When I finally picked up this book a few years ago, it took me chapters to shake off the preconceived notions I had of Heathcliff as a great antihero. Passionate, misunderstood and dark. I had to rid myself of the notions that Cathy was a sad victim of circumstance. The two of them together instead, are full of tantrums, unspoken promises, selfishness and obsessiveness. Their selfishness and presence is so strong it is felt years after death, haunting those around them, making themselves and others miserable even through the grave.
This dark and fulfilling story follows Cathy and Heathcliff, childhood sweethearts through their passionate and almost violent love and their eventually separations when Heathcliff leaves only to return to find Cathy married to someone else. It then follows Heathcliff through the madness of morals that comes, with his desire to exact revenge on anybody who had ever wronged him, even to the next generation. It then moves onto this pain with Cathy’s death and the years of unquiet his soul feels. His has wrapped so much of his heart and his soul up into her that one of his true desires in life is for her spirit to haunt him, to be buried next to her with the sides of the coffins removed so that they will mingle forever.
It doesn’t seem like it could be a wonderful story of love and redemption when the entire book seems full of emotional torture. The isolation of the two families from almost anybody else, creates an atmosphere of desperation. They are desperate to be close to each other and then desperate to be away with really nowhere else to go. They love each other with a twisted obsession, they manipulate and betray and ultimately make themselves unhappy. There is no redemption for them in this life, the only redemption comes from the love their children will eventually have for each other. Almost like Heathcliff and Cathy’s love played over again this time with happiness and redemption.
Wuthering Heights is a rare book. The characters are mad, manipulating, obsessed and I love them. They are kind of like the train wreck that you can’t look away from. Heathcliff is not a romantic hero. Cathy is not a damsel in distress. Did they deserve their unhappy fate? Maybe not, but they definitely deserved each other, selfishness and all. There are no tears shed for them at then end of the book. They don’t need or deserve them. We see at last happiness between Hareton and Catherine and Cathy and Heathcliff are perhaps at last redeemed.
The true story of Wuthering Heights is very different from the movies. I guess you can only fit so much into two hours and two hours is not enough time to contain the dark, twisted lives of Heathcliff and Cathy. Wuthering Heights will always be one of my favorites. It is a book that polarizes people. You either love it for all its mysteries or hate it for the nonexistent likability of the characters. Me? It could read it over and over.

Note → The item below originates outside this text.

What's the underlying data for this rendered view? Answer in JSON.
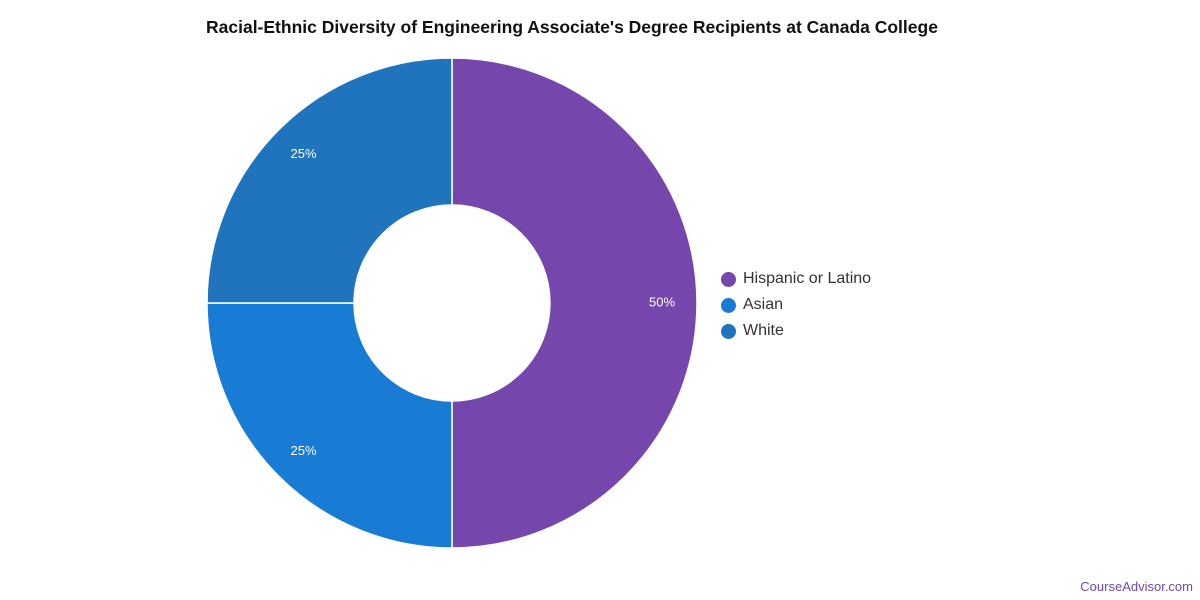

I shall leave you with one of the book’s most famous passages:
I cannot express it; but surely you and everybody have a notion that there is or should be an existence of yours beyond you. What were the use of my creation, if I were contained here? My greatest miseries in this world have been Heathcliff’s miseries, and I watched and felt each from the beginning: my great thought in living is himself. If all else perished, and he remained, I should still continue to be; and if all else remained, and he were annihilated, the universe would turn into a mighty stranger: I should not seem a part of it. My love for Linton is like the foliage in the woods: time will change it, I’m well aware, as winter changes the trees. My love for Heathcliff resembles the eternal rocks beneath: a source of little visible delight, but necessary. Nelly, I am Heathcliff! He’s always, always in my mind: not as a pleasure, any more than I am always a pleasure to myself, but as my own being.
So, I didn't actually read the review because I haven't read it and don't know the story! Surprised? 🙂 I will come back once I have read it, because it is on my list…
I read this when I was quite young and I too was overwhelmed with the incredible ego-centric behaviour and self absorbed obsessions. Not one of my favourite Bronte books BUT I still applaud the writer. The Bronte sisters amaze me with the depth of passion and drama in their literature for the age and society they were living in and how popular their stories still are today. Surely, they too enjoy the same level of acclaim and notoriety as Shakespeare himself. It was good to read your review and I hope it encourages a lot of people to read the novel because you are right, it is hard to capture in a couple of hours of film. There is a lot more subtlety and depth and best of all, you can re-read and re-read some of thos wonderful passages and speeches absorbing them like literary nectar.
I had always shunned fiction, as though it were not worthy of my time, i.e. I was not 'learning' anything from it. Then two friends kept after me until I read the first Jane Austen novel. I couldn't believe what I'd been missing all this time! Now all those period dramas are riveting, in my opinion. I have not read Wuthering Heights, but when I find a copy with good line spacing, I will definitely tackle it! Thanks for your great review!
I am so glad to read a review that mentions just how UNlikable Cathy and Heathcliff are. Unlikable but compelling.
I am not a huge fan of Wuthering Heights, never have been, but I do have the utmost admiration for the power of Bronte's prose. There are passages that I can read over and over, as they stand alone on their own merit and are just incredible bits of literary genius.